• Comments for June 18, 2018

    On Friday, the markets experienced some sort of a pullback. I do not believe that this would carry any significance if it were not for the continuously weakening 20DMF pattern.



    On the currencies front, the Euro/US$ bounced on Friday after the very heavy drop of Thursday. This is clearly only a technical bounce. I fully expect the Euro to continue weakening this week against the US$. I also expect the US$ to continue gaining strength against all other currencies.







    Note below the weakness in the Australian and the Canadian dollar. Trade issues are the culprit here, with its expected consequence on the price of commodities.





    We can see below that copper and oil prices fell heavily on Friday.

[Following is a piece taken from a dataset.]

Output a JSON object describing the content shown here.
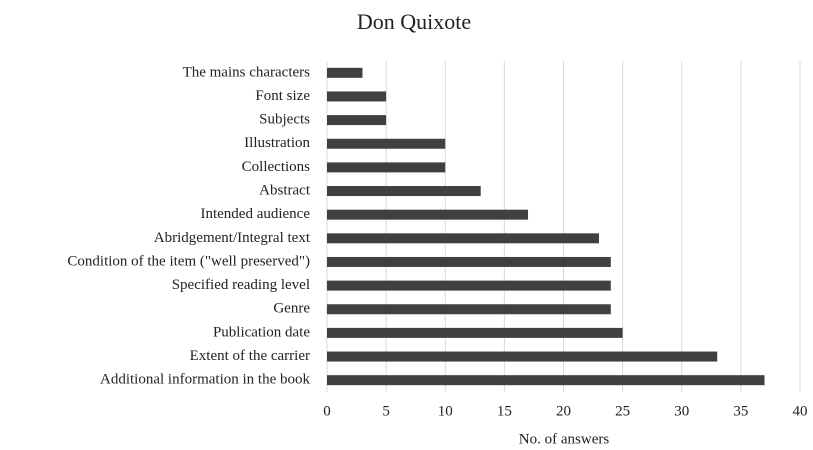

    But so did also gold and silver.





    In the past two daily comments, I wrote about the strength in the PM sector which looked to be defying logic. At least, after two days, logical minds decided to pull the PM sector.





    This whole move in the commodities space has more to do with the US/China trade issues than with the rates differentials after the ECB's dovish announcement of Thursday, which followed a bearish Fed decision of Wednesday. All in all, US rates are pulling back, while the US/German rates continue pushing higher.





    The consequence is money moving into US Treasuries.





    Conclusions:

    If commodities prices are lowered due to trade issues, we should also expect industrial goods to follow suit. this does not necessarily mean that the whole US equities market will pullback from here as except for AAP, leading stocks hardly manufacture anything.

    We can see below that utilities started to attract buyers. Utilities might just do OK in a trade war environment.